Saints Paul and Juliana
|Venerated in||Roman Catholic Church|
Eastern Orthodox Church
Juliana is one of the 140 Colonnade saints which adorn St. Peter's Square.
The Holy Martyrs Paul and his sister Juliania were executed under the emperor Aurelian 273 in the Phoenician city of Ptolemaida. One time the emperor had occasion to journey to Ptolemaida. Among those meeting him was Paul, who signed himself with the Sign of the Cross, and this was noticed. They arrested him and threw him in prison. On the following day, when they brought him to trial, he openly and boldly confessed his faith in Christ, for which he was subjected to fierce tortures. Juliania, seeing the suffering of her brother, began in front of everyone to denounce the emperor for his injustice and cruelty, for which she was likewise subjected to torture. They beat the martyrs, tore at their bodies with iron hooks, scorched them over red-hot grates, but they were not able to break the wondrous endurance of the Lord's confessors. Three soldiers torturing the saints were struck by the magnanimous spirit of the martyrs, and they in turn believed in Christ. These newly chosen of God were named Quadratus, Acacius and Stratonicus, and they were immediately executed. The tormentor tried to seduce Saint Juliana with a promise to take her in marriage, if she were to renounce Christ, but the saint refused the offer of the tempter and remained steadfast. By order of the emperor they gave the martyress over to a house of ill repute for defiling, but the Lord preserved her there also: anyone who tried to touch the saint lost their sight. Then the enraged emperor commanded that they again burn at the bodies of the saints. The people crowding about and seeing the suffering of the saints began to murmur loudly, and Aurelian gave orders to behead the martyrs immediately. With gladdened face the brother and sister went to execution singing: "For Thou (Lord) hath saved us from the vexatious and hath shamed those hating us"

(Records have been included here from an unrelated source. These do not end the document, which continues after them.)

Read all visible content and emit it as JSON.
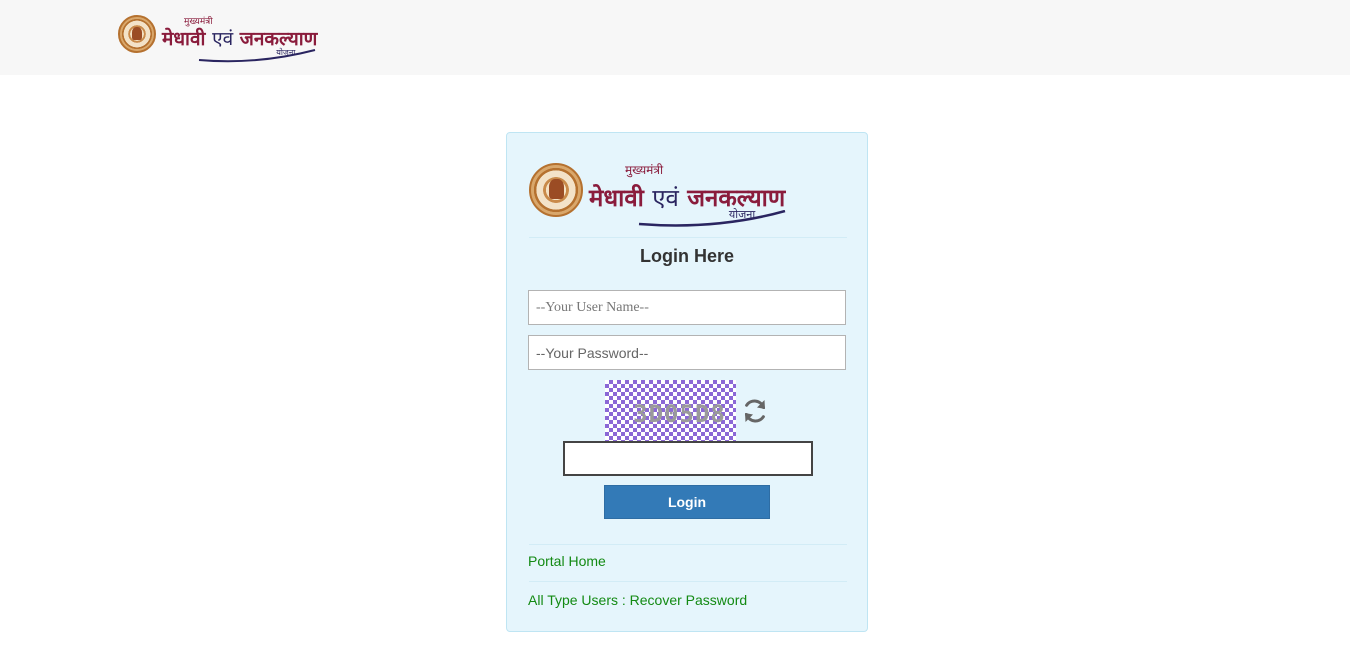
{
  "header": {
    "logo": {
      "small_top": "मुख्यमंत्री",
      "word1": "मेधावी",
      "word_mid": "एवं",
      "word2": "जनकल्याण",
      "small_bottom": "योजना"
    }
  },
  "card": {
    "logo": {
      "small_top": "मुख्यमंत्री",
      "word1": "मेधावी",
      "word_mid": "एवं",
      "word2": "जनकल्याण",
      "small_bottom": "योजना"
    },
    "title": "Login Here",
    "username_placeholder": "--Your User Name--",
    "password_placeholder": "--Your Password--",
    "captcha_text": "3D05D8",
    "captcha_value": "",
    "login_label": "Login",
    "links": {
      "portal_home": "Portal Home",
      "recover_password": "All Type Users : Recover Password"
    }
  },
  "colors": {
    "header_bg": "#f7f7f7",
    "card_bg": "#e5f5fc",
    "button_bg": "#337ab7",
    "link": "#138a13",
    "logo_maroon": "#8a1c3c",
    "logo_navy": "#2a2560"
  }
}
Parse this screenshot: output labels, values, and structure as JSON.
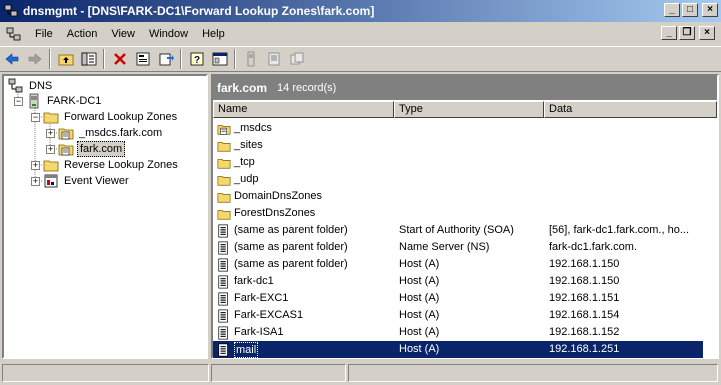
{
  "window": {
    "title": "dnsmgmt - [DNS\\FARK-DC1\\Forward Lookup Zones\\fark.com]",
    "buttons": {
      "minimize": "_",
      "maximize": "□",
      "close": "×"
    }
  },
  "menu": {
    "items": [
      {
        "label": "File"
      },
      {
        "label": "Action"
      },
      {
        "label": "View"
      },
      {
        "label": "Window"
      },
      {
        "label": "Help"
      }
    ],
    "child_buttons": {
      "minimize": "_",
      "restore": "❐",
      "close": "×"
    }
  },
  "toolbar": {
    "icons": [
      "back-icon",
      "forward-icon",
      "up-folder-icon",
      "show-hide-tree-icon",
      "delete-icon",
      "properties-icon",
      "export-icon",
      "help-icon",
      "console-icon",
      "record-icon",
      "new-record-icon",
      "new-zone-icon"
    ]
  },
  "tree": {
    "nodes": [
      {
        "label": "DNS",
        "icon": "dns-icon"
      },
      {
        "label": "FARK-DC1",
        "icon": "server-icon"
      },
      {
        "label": "Forward Lookup Zones",
        "icon": "folder-icon"
      },
      {
        "label": "_msdcs.fark.com",
        "icon": "zone-icon"
      },
      {
        "label": "fark.com",
        "icon": "zone-icon"
      },
      {
        "label": "Reverse Lookup Zones",
        "icon": "folder-icon"
      },
      {
        "label": "Event Viewer",
        "icon": "event-viewer-icon"
      }
    ]
  },
  "zone": {
    "name": "fark.com",
    "record_count": "14 record(s)"
  },
  "columns": {
    "name": "Name",
    "type": "Type",
    "data": "Data"
  },
  "records": [
    {
      "name": "_msdcs",
      "type": "",
      "data": "",
      "icon": "zone-folder-icon"
    },
    {
      "name": "_sites",
      "type": "",
      "data": "",
      "icon": "folder-icon"
    },
    {
      "name": "_tcp",
      "type": "",
      "data": "",
      "icon": "folder-icon"
    },
    {
      "name": "_udp",
      "type": "",
      "data": "",
      "icon": "folder-icon"
    },
    {
      "name": "DomainDnsZones",
      "type": "",
      "data": "",
      "icon": "folder-icon"
    },
    {
      "name": "ForestDnsZones",
      "type": "",
      "data": "",
      "icon": "folder-icon"
    },
    {
      "name": "(same as parent folder)",
      "type": "Start of Authority (SOA)",
      "data": "[56], fark-dc1.fark.com., ho...",
      "icon": "record-icon"
    },
    {
      "name": "(same as parent folder)",
      "type": "Name Server (NS)",
      "data": "fark-dc1.fark.com.",
      "icon": "record-icon"
    },
    {
      "name": "(same as parent folder)",
      "type": "Host (A)",
      "data": "192.168.1.150",
      "icon": "record-icon"
    },
    {
      "name": "fark-dc1",
      "type": "Host (A)",
      "data": "192.168.1.150",
      "icon": "record-icon"
    },
    {
      "name": "Fark-EXC1",
      "type": "Host (A)",
      "data": "192.168.1.151",
      "icon": "record-icon"
    },
    {
      "name": "Fark-EXCAS1",
      "type": "Host (A)",
      "data": "192.168.1.154",
      "icon": "record-icon"
    },
    {
      "name": "Fark-ISA1",
      "type": "Host (A)",
      "data": "192.168.1.152",
      "icon": "record-icon"
    },
    {
      "name": "mail",
      "type": "Host (A)",
      "data": "192.168.1.251",
      "icon": "record-icon",
      "selected": true
    }
  ],
  "colors": {
    "title_gradient_start": "#0a246a",
    "title_gradient_end": "#a6caf0",
    "selection": "#0a246a",
    "face": "#d4d0c8"
  }
}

A statue of St. Juliana is located in The Papal Basilica of St. Peter in the Vatican The statue created was c.1702-1703 by sculptor Giovanni Pietro Mauri
The height of the statue is 3.1 m. (10 ft 4in) travertine The woman is wearing a simple dress and large cloak, which is held in part with the left hand. It is a static and heavy work that has undergone extensive renovations, including a totally new face.
Juliana and her brother Paul were listed in the old Roman Martyrology as having suffered martyrdom at Acra in the Holy Land under Aurelian. They were beheaded because they could not be dissuaded from the Christian faith. Because of a lack of verifiable historical information, they were removed from the 2004 Roman Martyrology.